I won an argument about Israel and I wish I hadn’t

Over the course of my more than 20 years of blogging about Volokh, commentators have often wondered why I focused my attention on what I considered to be unjust attacks on Israel, rather than on Israeli policies that I disagreed with and that might pose obstacles to a future peace agreement. My response was consistent: debates over specific Israeli policies were a sideshow. Israel’s staunchest critics simply wanted Israel to cease to exist, and since this goal could probably only be achieved through genocide, I chose to focus my attention on that. My commentators were also quite consistent, claiming that I was paranoid, that the vast majority of critics, even the harshest ones, wanted a two-state solution, not the elimination of Israel.

We’ve had a sort of test of this debate since 7/10. Hamas is a terrorist theocracy with explicitly genocidal goals. It achieved a glimpse of those goals on 7/10, and its leaders vowed to repeat those atrocities again and again until the “Zionists” were driven out of Israel.

So whatever one thinks of Israeli policy, or of Israel’s possible response to 7/10, one would think, based on the position of my interlocutors, that critics of Israeli policy would still agree on one thing: Hamas must be deposed, one way or another. There is no plausible two-state solution with Hamas in power; the harsh critics are almost all self-styled progressives, and there is nothing progressive about Hamas’s policies toward freedom of religion, LGBTQ rights, women, militarism, anti-Semitism, and so on, nor its constant theft of humanitarian rights. The Hamas government in Gaza is essentially every progressive’s worst nightmare.

Yet, at least since 10/10, when it became clear that Israel’s reaction to Hamas atrocities would not be a capitulation, harsh critics have been almost unanimous in calling for Israel to essentially surrender (“immediate ceasefire”). with Hamas still in power and almost no one has called on Hamas to surrender and abdicate. (And self-styled human rights organizations have felt free to invent human rights laws, even contradicting their past public positions in other conflicts.)

I must admit that I underestimated the lie of these people. As much as I knew they hated Israel far more than they were concerned about the well-being of the Palestinians, I didn’t imagine they would be willing to interfere with, if not openly support, Hamas, certainly not after Hamas had its say. brutality and genocidal intentions on display for all the world to see. I would have expected something more along the lines of “immediate ceasefire, but the world must work to replace Hamas with something else”.
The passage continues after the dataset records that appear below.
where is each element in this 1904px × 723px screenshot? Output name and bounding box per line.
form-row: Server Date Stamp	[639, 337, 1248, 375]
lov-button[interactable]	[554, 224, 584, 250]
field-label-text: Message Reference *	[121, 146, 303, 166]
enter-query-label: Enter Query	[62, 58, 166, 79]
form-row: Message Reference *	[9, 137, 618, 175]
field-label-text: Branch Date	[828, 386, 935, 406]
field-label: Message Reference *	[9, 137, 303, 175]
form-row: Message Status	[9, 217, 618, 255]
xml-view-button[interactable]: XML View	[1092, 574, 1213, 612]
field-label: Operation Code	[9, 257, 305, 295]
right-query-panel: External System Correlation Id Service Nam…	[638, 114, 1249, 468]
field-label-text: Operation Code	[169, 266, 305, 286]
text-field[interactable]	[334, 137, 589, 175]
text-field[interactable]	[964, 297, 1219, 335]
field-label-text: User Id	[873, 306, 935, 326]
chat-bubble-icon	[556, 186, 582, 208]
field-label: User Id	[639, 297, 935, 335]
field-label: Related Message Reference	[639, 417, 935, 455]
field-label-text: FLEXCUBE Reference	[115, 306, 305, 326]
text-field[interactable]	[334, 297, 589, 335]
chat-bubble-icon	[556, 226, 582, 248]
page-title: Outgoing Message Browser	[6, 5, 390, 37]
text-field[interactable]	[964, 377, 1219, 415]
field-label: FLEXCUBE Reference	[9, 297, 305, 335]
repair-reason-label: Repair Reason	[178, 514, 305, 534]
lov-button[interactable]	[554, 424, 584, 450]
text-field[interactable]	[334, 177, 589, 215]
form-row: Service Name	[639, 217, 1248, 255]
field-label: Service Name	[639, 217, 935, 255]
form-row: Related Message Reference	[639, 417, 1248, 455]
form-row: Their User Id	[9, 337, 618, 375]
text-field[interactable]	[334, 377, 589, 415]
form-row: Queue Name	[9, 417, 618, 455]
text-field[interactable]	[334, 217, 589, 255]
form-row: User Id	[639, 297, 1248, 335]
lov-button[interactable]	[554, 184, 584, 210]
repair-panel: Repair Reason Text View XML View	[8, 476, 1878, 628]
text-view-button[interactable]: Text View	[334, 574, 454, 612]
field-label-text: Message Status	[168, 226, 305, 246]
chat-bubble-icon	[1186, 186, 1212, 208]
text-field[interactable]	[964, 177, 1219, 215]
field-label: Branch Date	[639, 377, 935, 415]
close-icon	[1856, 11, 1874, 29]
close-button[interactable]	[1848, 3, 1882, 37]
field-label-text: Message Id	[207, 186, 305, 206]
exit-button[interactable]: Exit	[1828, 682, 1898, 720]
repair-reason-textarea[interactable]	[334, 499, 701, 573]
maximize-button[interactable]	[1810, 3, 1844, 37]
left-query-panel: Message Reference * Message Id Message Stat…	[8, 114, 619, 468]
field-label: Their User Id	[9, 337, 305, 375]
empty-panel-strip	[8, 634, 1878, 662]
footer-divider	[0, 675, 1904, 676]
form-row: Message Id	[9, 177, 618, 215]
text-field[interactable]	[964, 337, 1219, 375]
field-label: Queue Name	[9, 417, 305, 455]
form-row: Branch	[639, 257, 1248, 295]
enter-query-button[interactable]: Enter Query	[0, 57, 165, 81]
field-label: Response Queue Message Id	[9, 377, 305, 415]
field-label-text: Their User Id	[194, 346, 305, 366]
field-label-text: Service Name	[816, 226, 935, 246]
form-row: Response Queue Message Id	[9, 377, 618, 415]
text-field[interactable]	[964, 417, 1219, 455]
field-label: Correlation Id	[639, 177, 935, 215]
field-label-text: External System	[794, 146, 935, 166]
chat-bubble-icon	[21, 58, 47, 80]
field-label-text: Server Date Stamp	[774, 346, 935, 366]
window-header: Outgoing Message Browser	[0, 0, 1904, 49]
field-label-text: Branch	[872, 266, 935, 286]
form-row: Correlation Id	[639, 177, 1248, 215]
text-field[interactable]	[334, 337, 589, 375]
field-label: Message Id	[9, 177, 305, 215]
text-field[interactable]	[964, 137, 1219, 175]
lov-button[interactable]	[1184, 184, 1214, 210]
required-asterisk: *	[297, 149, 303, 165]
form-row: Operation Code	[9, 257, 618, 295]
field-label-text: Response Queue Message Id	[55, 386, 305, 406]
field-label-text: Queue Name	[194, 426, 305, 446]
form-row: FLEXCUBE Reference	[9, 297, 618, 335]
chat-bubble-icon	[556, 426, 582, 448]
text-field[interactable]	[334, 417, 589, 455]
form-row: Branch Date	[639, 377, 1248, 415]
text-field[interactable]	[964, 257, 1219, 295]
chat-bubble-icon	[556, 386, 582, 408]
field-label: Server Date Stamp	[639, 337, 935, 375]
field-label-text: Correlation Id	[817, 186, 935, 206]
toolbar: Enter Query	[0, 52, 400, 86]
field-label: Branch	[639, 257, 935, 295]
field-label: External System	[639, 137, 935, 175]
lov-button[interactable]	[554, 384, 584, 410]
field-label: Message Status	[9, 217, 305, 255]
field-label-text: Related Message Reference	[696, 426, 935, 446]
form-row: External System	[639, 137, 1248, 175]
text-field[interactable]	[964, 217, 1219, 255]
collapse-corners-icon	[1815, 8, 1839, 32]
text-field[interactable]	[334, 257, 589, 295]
Of course, there are those who support the latter position, or Biden’s position, which is to support Israel but be critical of specific wartime policies and the lack of a long-term plan. But the remarkable thing is that I have not yet seen this stance taken by the hard left: “I would like Hamas to surrender and release the hostages, because it would be good for all parties, but since I don’t think it is possible to get Hamas must surrender, I think Israel must give up for humanitarian reasons.”

Indeed, if you ask senior figures in that he or she would prefer Hamas to surrender. Israel’s defeat is more important than ending the suffering of civilians in Gaza, any kind of peaceful resolution to the conflict (which obviously requires the end of Hamas rule), the release of innocent hostages, or anything else. If you’re a progressive and you find yourself carrying water for a truly reactionary and genocidal organization like Hamas, perhaps it’s time to do some soul-searching.